OWL will Vorreiter beim Wasserstoff werden

Anna Katharina Bölling (Landrätin Minden-Lübbecke), Martin Hübner (Kreis Paderborn), Jürgen Müller (Kreis Herford), Klaus Schumacher (Kreis Höxter), Ute Röder (Lippe), Sven-Georg Adenauer (Kreis GT), Corinna Horstmeier (Stadt BI), Axel Lehmann (Lippe)

OWL will Vorreiter beim Wasserstoff werden

Von Jens-Olaf Buhrdorf

Ostwestfalen-Lippe soll Vorreiter in Sachen "grüner" Wasserstoff werden. Das Ziel: Ausreichend Wasserstoff in OWL für OWL herzustellen - vor allem für Lkw, Busse und Müllwagen.

An der Müllverbrennungsanlage Bielefeld soll der erste Wasserstoff in OWL für den Schwerlastverkehr hergestellt werden. Wasserstoff-Laster und Busse könnten dort schon Ende 2022 tanken. Eine weitere Elektrolyse-Anlage zur Herstellung von Wasserstoff könnte in Horn-Bad Meinberg auf dem Gelände des dortigen Restholz-Kraftwerks entstehen.

Vorerst sind vier Tankstellen geplant. Je eine in Bad Oeynhausen/Porta Westfalica, in Bielefeld, in Lippe und in Paderborn. Später sollen auch die Kreise Herford, Gütersloh und Höxter eine Wasserstoff-Tankstelle bekommen. Standorte sind in der Nähe der Autobahnen oder auch in Stadtzentren.
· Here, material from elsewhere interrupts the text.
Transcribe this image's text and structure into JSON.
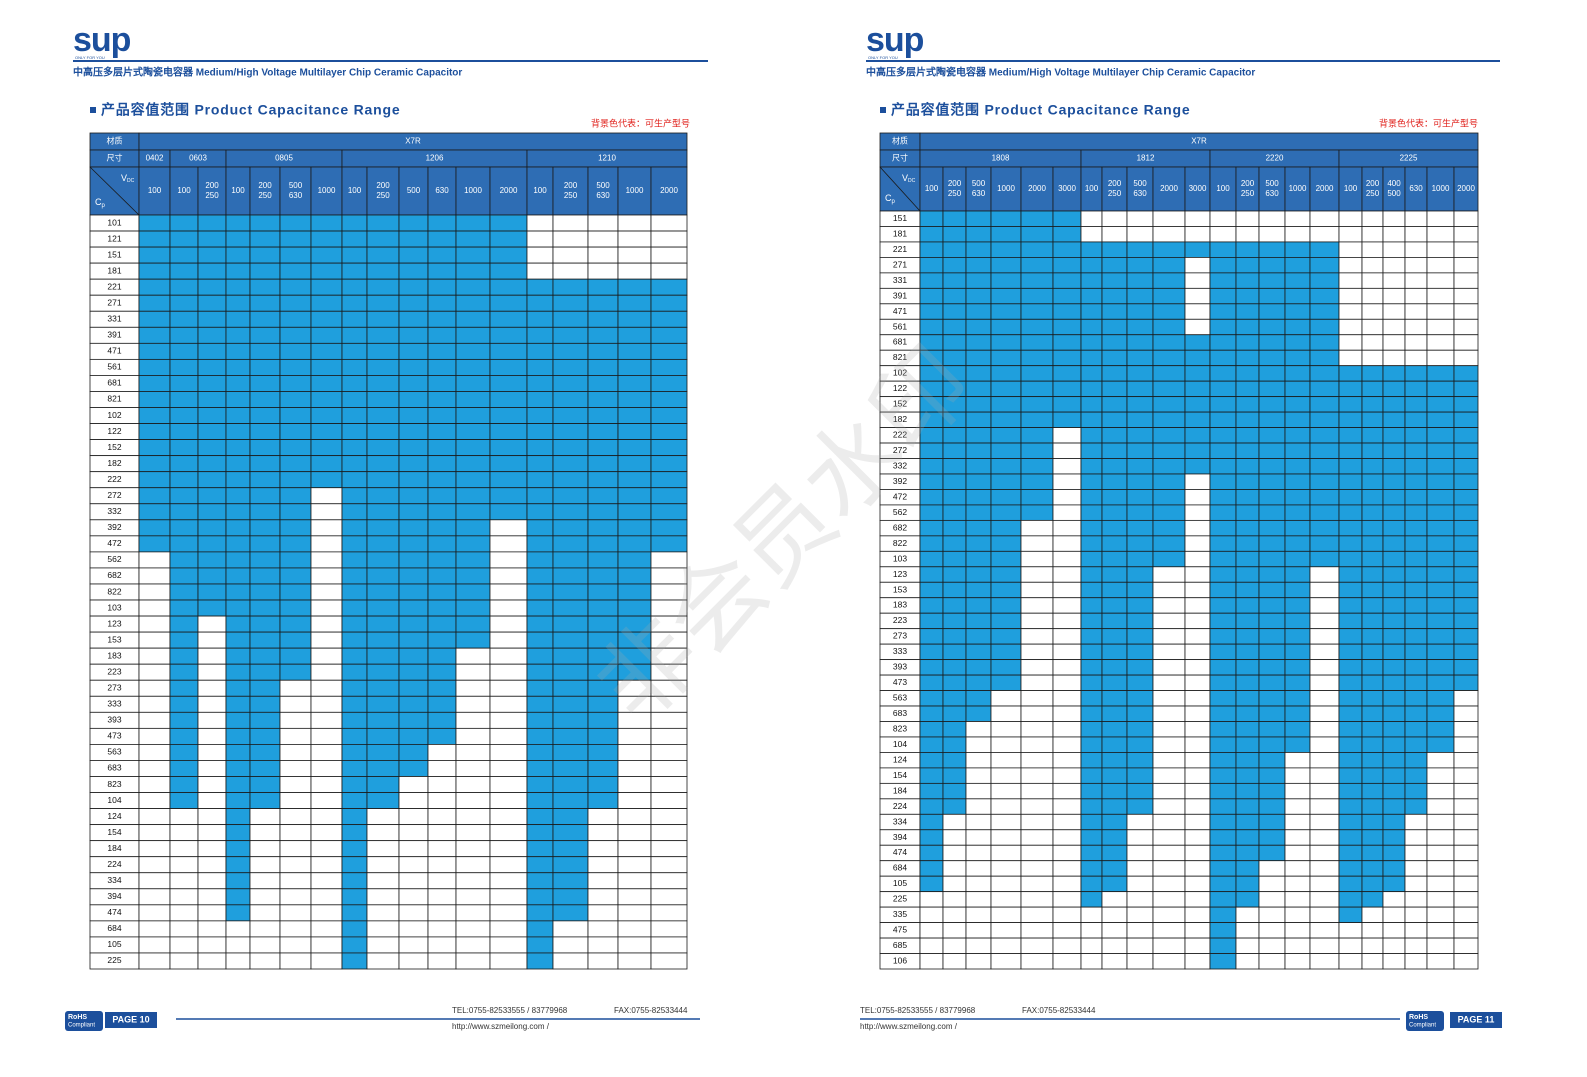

Fraunhofer-Institut: Großer Wasserstoff-Bedarf in OWL

6.500 Tonnen Wasserstoff am Tag: Soviel könnten potentielle Abnehmer benötigen. 80 Unternehmen haben nach Angaben des Fraunhofer-Instituts großes Interesse gezeigt. Dafür würden zum Beispiel Speditionsunternehmen ihren Fuhrpark umstellen und Verkehrsunternehmen Wasserstoff-Busse kaufen.

Doch hier hakt es noch: Nur wenige Hersteller können diese Fahrzeuge liefern. Wasserstoff-Sattelschlepper und die im Stadtverkehr benötigten Gelenkbusse mit H2-Antrieb gibt es auf dem Markt noch gar nicht.

Alle Kreise in OWL dabei

Die Kreis Lippe und Minden-Lübbecke und die Stadt Bielefeld waren schon 2020 begeistert und bekamen für ihr Wasserstoff-Projekt 300.000 Euro Förderung vom Bundesverkehrsministerium. Seit Februar 2021 sind jetzt auch alle anderen Kreise in OWL dabei.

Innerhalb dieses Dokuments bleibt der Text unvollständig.